By the time ‘Romantic Young’, the band’s first single, was released, all semblances of dream pop had rotted out of the band’s attire. The seams of the band’s psyche had already begun to crack, opening them up to a world of surf rock fervor and post-punk grit.
In 2017, the band’s refusal to take society at face value bled into their music even more, turning their sets into a whirlwind of musical styles wrapped up in frantic energy and helping them gain further traction within the music scene. The band’s voice was being heard loud and clear, and as summer began once again the band signed to Maybe Mars.
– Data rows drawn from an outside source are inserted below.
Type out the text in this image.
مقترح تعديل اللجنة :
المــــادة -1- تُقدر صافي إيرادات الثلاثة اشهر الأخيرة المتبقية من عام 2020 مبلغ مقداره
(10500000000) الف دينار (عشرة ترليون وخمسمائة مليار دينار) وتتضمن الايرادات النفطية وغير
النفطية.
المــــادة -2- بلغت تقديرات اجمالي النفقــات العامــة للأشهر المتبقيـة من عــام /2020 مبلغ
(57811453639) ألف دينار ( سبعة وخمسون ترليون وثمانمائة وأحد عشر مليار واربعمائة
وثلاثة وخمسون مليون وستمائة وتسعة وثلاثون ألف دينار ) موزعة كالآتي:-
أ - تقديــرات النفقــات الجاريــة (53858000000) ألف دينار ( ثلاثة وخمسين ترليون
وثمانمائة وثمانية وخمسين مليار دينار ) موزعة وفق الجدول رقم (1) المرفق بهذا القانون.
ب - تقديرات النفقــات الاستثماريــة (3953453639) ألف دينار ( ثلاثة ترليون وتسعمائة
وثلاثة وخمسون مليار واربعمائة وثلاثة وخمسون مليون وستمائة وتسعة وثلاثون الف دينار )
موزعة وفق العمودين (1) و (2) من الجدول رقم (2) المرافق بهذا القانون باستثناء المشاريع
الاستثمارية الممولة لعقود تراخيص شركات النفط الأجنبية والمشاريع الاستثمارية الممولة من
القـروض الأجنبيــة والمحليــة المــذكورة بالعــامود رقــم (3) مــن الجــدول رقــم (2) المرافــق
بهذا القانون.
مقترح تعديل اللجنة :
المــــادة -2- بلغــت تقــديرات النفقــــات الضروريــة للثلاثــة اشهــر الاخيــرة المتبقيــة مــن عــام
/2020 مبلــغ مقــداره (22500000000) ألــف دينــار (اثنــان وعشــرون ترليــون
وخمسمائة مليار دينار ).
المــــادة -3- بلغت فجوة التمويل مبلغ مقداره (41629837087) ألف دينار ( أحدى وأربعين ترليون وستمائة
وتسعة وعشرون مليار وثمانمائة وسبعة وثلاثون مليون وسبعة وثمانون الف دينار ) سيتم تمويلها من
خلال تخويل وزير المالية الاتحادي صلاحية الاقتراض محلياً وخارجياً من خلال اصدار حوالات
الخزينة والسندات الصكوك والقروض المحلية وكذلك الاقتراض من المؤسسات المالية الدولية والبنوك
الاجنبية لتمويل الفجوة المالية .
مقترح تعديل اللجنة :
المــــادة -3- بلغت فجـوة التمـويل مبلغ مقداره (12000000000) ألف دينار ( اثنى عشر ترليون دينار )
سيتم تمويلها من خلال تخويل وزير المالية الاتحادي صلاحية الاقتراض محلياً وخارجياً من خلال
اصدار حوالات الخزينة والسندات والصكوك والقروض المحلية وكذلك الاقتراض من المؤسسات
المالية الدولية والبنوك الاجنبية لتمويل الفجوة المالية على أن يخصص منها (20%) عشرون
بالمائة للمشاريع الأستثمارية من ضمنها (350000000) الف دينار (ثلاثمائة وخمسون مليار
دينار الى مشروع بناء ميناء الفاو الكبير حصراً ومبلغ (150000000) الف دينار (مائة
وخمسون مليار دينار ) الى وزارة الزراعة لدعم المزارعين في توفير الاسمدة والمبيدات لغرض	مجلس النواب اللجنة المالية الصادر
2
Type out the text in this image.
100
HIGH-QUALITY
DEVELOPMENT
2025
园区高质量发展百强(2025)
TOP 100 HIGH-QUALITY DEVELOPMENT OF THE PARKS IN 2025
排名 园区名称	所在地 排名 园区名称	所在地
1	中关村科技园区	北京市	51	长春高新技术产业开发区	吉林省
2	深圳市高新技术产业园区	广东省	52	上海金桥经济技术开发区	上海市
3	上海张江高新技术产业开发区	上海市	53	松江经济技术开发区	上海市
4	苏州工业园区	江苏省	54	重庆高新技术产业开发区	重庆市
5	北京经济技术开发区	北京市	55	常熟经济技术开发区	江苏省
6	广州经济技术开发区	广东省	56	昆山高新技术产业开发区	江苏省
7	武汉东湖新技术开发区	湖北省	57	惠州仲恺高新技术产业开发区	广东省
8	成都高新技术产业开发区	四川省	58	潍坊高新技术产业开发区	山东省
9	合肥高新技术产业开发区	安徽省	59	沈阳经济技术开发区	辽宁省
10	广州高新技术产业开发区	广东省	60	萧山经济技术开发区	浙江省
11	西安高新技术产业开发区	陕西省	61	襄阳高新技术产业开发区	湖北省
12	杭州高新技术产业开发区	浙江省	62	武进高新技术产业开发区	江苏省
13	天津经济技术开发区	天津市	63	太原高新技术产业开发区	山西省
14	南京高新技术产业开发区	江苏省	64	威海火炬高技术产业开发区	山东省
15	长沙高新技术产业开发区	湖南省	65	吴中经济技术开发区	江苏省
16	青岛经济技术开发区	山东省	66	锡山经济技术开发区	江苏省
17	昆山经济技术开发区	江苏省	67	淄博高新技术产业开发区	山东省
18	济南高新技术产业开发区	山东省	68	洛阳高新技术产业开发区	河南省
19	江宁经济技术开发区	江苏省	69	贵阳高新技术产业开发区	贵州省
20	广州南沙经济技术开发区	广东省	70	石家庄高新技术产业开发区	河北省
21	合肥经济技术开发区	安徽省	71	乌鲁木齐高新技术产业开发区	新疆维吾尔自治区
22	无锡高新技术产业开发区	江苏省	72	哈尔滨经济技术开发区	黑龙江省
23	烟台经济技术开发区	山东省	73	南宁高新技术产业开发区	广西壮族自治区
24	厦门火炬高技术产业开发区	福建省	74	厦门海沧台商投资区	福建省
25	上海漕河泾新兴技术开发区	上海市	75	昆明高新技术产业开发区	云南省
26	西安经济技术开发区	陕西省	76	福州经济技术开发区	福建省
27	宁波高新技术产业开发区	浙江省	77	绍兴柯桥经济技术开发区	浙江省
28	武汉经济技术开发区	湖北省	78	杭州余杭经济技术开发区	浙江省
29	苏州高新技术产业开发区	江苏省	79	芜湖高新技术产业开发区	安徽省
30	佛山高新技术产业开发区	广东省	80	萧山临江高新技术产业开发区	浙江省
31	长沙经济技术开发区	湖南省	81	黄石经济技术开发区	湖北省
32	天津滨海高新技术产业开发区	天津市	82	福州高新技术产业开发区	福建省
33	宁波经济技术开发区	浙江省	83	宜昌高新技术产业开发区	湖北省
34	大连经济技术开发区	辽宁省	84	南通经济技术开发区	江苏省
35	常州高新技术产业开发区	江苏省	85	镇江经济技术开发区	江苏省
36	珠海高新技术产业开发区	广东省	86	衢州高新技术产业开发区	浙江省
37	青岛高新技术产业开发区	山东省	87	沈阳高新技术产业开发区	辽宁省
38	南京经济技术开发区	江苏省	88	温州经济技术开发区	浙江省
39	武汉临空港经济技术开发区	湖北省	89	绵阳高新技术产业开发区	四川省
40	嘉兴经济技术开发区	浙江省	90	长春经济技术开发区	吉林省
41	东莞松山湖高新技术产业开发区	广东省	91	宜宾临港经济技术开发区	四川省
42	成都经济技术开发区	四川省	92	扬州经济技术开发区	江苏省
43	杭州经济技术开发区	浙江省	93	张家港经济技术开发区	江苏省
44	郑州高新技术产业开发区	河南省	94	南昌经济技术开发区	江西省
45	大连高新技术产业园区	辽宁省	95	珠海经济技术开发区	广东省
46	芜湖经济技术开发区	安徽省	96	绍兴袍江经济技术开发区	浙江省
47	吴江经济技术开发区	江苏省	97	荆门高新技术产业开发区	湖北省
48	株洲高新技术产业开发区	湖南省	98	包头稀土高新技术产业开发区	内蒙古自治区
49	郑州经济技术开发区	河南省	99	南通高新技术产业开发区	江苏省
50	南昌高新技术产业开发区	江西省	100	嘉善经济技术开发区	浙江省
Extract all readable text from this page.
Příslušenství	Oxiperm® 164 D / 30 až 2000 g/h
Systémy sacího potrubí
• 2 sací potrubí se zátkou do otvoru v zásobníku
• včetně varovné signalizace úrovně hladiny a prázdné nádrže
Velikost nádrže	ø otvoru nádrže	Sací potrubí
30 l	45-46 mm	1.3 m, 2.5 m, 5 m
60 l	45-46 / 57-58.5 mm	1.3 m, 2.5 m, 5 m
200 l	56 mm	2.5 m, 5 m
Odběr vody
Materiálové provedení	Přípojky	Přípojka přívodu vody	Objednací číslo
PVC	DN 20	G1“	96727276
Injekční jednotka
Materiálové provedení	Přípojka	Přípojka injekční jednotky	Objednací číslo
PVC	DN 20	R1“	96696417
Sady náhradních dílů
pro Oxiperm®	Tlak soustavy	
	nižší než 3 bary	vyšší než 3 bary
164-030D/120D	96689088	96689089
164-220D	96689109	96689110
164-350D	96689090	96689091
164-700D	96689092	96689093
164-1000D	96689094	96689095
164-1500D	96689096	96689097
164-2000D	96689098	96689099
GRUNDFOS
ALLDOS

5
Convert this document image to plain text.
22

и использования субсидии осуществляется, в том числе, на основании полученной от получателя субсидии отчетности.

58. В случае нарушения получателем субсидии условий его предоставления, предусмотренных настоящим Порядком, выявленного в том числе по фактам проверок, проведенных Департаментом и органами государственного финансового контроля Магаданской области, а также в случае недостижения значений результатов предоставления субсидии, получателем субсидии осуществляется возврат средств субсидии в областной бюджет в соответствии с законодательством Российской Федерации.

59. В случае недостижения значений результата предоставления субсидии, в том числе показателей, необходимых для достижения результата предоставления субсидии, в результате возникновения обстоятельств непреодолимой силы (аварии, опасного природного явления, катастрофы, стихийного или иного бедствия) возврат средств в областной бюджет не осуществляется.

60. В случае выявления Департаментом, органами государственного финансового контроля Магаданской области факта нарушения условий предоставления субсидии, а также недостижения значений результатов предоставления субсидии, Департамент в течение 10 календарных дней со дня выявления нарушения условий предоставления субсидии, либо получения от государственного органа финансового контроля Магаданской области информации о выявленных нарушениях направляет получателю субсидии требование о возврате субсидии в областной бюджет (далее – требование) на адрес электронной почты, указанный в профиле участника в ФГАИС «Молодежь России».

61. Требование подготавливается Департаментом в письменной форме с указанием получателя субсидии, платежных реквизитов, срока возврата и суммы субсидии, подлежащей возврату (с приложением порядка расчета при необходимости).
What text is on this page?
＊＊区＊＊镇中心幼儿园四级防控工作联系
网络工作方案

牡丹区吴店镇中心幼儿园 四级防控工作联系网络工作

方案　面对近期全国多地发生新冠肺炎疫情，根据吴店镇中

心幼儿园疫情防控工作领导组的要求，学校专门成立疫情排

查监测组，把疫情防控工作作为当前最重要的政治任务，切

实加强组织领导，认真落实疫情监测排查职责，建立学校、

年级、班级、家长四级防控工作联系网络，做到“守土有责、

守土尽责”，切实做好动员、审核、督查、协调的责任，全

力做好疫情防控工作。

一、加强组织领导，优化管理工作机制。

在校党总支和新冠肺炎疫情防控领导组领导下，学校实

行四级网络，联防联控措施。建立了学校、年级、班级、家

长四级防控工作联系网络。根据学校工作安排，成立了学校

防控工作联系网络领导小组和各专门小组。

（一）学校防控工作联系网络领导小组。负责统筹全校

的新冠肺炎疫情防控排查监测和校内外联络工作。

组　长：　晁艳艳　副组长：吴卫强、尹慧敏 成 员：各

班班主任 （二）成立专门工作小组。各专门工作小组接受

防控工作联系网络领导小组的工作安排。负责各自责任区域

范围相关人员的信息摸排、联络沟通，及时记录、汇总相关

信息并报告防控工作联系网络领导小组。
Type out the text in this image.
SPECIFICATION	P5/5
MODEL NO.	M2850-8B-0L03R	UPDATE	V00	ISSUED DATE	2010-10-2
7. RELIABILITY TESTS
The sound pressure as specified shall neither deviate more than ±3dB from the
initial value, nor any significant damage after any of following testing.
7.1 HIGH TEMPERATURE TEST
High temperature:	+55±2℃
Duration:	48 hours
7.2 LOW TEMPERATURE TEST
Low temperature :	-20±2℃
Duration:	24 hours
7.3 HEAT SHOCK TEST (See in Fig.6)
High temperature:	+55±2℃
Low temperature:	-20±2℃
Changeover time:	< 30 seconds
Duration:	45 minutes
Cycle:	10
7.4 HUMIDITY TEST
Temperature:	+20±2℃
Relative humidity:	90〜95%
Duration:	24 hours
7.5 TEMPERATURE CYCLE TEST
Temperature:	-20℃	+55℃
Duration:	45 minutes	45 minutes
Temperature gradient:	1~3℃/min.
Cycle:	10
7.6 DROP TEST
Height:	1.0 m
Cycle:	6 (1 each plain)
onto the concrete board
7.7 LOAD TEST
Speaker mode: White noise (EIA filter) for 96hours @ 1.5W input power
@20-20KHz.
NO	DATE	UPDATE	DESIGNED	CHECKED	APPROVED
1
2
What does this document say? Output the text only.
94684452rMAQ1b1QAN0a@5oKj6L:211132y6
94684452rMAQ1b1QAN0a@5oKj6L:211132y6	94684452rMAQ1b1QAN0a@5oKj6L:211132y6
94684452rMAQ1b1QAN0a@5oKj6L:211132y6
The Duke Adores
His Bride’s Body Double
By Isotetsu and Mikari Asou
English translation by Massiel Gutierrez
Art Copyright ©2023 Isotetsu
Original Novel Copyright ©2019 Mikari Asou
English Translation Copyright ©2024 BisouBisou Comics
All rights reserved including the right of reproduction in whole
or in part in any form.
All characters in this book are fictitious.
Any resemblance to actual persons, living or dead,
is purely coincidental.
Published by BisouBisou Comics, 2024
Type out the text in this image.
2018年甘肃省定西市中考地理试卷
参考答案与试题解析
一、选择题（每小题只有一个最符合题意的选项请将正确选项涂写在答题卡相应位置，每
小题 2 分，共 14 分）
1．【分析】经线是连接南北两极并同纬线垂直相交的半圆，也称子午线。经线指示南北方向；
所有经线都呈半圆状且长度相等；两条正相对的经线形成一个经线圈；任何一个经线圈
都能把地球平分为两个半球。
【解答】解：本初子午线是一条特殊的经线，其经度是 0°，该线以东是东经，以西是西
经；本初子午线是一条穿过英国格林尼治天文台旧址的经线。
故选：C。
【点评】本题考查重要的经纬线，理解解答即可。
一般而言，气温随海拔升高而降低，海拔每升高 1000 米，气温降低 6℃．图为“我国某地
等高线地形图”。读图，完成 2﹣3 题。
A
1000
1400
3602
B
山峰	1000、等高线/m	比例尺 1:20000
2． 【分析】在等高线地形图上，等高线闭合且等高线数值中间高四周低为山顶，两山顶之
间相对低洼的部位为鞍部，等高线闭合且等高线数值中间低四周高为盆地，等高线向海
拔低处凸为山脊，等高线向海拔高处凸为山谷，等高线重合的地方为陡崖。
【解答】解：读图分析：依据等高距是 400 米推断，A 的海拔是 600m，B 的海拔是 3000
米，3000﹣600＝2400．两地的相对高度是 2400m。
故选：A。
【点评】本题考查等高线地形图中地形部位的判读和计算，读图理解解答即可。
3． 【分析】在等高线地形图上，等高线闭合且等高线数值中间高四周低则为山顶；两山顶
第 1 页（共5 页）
When most bands would meticulously lord over the sound of their debut album, Backspace, recording with the legendary Yang Haisong, looked to keep the essence of their twisting sound intact – as unadulterated and unhinged as their live performances.
Recording in the studio only intensified the bands need to defy expectations, as they integrated everything from psychedelic boogie to full on krautrock into their arsenal. They hit the road for a boisterous and humbling tour through Shanghai, Ningbo, Yiwu, and Hangzhou, and later played with both their peers and idols at Maybe Mars’ Ten Year Anniversary over the National Holiday.
Since 2018, Backspace has kept their cool – rolling with the punches and taking it one day at the time. Despite their youth and all the follies of it, the band has only just begun their journey. Refusing to stick to the script is engrained in the fabric of Backspace’s sound as they hit each new wave and musical jaunt with a refined ear, open to the uncertainties that lay within their reach.